Création : 30 janvier 2017
Dernière modification : 17 juin 2022

Auteur : Carlos-Miguel Pimentel

Source : Twitter, 29 janvier 2017

Le décret a toutes les chances d’être jugé à la fois illégal et inconstitutionnel.

Le président Donald Trump a pris un décret interdisant l’accès aux Etats-Unis pour les ressortissants de sept pays musulmans, pour des durées variables, dont le minimum est de trois mois. Les voyageurs munis de visas de tourisme, les étudiants autorisés à séjourner aux Etats-Unis, et même les titulaires d’une carte de résident issus de ces sept pays n’ont plus le droit de rentrer aux Etats-Unis s’ils sont sortis des frontières.

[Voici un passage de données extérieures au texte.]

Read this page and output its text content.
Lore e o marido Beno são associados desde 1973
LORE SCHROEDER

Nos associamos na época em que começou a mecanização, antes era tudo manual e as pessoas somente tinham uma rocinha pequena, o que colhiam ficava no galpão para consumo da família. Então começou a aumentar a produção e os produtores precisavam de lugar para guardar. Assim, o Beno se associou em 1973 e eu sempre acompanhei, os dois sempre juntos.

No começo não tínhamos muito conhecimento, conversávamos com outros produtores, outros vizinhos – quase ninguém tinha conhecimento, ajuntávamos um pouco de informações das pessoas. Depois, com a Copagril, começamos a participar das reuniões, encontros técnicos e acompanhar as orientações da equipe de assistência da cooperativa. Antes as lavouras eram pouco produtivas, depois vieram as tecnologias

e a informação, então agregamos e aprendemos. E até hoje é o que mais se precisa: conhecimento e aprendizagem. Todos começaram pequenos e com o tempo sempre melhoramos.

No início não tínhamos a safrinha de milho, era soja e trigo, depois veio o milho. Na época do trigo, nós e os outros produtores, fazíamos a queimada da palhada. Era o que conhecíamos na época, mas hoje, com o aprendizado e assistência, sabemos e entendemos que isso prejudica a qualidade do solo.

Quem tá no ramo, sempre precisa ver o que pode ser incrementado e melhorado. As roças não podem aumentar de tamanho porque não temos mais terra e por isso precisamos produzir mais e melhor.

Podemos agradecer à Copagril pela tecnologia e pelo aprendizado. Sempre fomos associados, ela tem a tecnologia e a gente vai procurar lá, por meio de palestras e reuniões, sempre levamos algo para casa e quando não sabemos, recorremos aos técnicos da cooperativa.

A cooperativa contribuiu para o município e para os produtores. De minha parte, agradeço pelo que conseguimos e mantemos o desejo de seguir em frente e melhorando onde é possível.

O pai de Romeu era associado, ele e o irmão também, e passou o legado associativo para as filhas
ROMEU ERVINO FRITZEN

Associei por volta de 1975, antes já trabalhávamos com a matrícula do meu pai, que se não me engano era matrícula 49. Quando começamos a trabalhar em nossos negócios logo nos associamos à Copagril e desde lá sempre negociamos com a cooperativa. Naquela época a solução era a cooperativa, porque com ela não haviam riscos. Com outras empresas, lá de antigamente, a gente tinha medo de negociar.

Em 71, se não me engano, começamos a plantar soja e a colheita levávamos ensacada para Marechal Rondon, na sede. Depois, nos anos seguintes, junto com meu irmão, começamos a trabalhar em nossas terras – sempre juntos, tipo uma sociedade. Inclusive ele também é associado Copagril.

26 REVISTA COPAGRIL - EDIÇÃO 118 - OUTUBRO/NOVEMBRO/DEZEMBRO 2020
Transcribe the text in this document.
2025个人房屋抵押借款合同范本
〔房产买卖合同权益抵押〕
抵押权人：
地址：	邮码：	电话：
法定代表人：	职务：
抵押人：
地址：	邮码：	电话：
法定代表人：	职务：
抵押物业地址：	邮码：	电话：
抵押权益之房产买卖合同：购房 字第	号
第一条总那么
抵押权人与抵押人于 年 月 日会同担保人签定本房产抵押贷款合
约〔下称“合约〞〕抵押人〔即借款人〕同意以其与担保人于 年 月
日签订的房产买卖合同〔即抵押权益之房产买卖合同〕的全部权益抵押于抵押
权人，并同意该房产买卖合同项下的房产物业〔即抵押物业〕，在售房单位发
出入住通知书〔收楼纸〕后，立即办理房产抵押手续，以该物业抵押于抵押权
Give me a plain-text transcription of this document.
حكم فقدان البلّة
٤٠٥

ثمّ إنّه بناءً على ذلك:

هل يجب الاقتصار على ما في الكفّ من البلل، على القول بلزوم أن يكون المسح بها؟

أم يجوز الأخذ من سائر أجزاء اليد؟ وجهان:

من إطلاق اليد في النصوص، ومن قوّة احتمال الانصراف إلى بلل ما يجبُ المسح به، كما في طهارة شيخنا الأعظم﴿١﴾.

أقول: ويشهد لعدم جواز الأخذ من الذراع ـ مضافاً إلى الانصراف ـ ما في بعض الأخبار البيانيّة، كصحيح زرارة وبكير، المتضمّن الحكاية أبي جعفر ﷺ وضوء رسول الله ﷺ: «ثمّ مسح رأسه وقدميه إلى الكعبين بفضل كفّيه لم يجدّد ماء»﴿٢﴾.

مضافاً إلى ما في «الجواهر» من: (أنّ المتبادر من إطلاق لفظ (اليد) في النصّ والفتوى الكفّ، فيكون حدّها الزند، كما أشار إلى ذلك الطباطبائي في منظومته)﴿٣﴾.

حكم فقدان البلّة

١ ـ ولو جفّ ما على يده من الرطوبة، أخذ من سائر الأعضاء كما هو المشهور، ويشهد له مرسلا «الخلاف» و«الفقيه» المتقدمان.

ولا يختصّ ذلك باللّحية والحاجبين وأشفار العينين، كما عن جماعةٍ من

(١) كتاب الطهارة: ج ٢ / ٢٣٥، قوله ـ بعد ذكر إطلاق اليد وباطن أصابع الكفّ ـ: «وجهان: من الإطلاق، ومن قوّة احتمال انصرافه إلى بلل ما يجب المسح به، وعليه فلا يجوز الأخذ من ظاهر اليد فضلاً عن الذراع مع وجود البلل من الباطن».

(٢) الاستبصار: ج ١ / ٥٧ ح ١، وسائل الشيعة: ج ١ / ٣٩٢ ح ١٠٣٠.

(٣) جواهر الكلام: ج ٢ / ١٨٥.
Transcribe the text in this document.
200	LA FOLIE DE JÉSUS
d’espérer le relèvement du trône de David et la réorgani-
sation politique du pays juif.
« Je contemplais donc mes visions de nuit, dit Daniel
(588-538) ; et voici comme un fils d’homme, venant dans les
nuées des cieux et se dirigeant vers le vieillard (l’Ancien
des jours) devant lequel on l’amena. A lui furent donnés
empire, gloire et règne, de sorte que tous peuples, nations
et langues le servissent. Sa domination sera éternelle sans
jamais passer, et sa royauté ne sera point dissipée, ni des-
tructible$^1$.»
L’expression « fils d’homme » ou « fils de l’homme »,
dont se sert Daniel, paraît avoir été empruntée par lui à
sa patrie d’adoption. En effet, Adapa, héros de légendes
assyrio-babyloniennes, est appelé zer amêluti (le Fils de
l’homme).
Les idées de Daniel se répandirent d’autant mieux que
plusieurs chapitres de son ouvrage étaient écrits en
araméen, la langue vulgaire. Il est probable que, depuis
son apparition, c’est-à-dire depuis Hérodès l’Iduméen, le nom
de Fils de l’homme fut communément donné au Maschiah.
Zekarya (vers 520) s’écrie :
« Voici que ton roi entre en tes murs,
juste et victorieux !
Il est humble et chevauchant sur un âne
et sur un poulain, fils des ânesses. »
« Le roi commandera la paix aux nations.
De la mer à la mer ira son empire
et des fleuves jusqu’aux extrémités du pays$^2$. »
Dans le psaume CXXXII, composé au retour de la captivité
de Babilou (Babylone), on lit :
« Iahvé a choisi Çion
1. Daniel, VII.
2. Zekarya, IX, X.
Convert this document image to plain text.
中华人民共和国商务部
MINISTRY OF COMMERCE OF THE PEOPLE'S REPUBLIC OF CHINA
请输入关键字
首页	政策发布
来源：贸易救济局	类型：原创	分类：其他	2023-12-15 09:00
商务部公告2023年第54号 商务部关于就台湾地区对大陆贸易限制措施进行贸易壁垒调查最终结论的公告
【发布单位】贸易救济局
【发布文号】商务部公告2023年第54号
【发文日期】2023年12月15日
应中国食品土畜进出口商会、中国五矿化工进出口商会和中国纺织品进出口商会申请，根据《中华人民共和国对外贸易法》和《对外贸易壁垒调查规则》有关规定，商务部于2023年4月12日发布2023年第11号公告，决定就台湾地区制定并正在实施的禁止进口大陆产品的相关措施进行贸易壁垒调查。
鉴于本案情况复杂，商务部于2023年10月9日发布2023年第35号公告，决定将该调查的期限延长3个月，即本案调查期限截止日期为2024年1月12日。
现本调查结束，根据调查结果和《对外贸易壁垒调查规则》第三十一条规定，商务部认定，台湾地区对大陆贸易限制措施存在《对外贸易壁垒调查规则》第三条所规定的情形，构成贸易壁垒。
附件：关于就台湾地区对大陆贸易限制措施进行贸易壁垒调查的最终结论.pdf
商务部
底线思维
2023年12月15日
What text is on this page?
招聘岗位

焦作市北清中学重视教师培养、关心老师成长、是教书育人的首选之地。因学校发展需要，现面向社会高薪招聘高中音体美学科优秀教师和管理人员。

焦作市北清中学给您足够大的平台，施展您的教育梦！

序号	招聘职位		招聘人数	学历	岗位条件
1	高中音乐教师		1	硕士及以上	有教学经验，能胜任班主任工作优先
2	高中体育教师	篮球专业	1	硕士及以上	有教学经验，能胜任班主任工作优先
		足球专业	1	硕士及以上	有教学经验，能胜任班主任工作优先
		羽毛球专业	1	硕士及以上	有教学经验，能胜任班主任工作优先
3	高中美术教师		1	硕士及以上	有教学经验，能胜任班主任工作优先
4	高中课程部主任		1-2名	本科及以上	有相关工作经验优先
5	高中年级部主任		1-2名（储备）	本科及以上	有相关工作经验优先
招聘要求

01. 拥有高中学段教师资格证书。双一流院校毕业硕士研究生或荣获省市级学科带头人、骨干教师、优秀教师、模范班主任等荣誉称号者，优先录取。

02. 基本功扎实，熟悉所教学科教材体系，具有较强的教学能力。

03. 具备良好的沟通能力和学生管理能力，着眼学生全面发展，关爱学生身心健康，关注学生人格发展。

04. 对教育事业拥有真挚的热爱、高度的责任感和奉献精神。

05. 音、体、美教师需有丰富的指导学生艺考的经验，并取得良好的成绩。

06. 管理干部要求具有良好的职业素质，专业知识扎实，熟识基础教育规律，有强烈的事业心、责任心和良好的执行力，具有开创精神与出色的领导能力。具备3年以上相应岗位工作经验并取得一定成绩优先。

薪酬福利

Deux jugements en référé ont déjà été pris pour les personnes bloquées dans les aéroports américains, en l’attente d’un jugement au fond. On voit mal comment ce décret pourrait être jugé conforme à la constitution : le XIVe amendement prévoit un principe d’égale protection des lois dans les États, et sa portée a été étendue aux institutions fédérales par le biais du Ve amendement (due process of law, c’est à dire le droit à un procès équitable). La Maison Blanche semble vouloir revenir sur sa position quant aux titulaires d’une carte de résident, se mettant en contradiction avec son propre décret.

La Cour suprême, dans son arrêt Graham v. Richardson, a jugé en 1971 que « les discriminations contre les étrangers, […] fondées sur la nationalité ou sur la race, sont intrinsèquement suspectes et soumises à contrôle juridictionnel rigoureux ». De plus, une loi fédérale de 1965, l’Immigration and nationality Act, exclut toute discrimination entre migrants à raison de leur nationalité.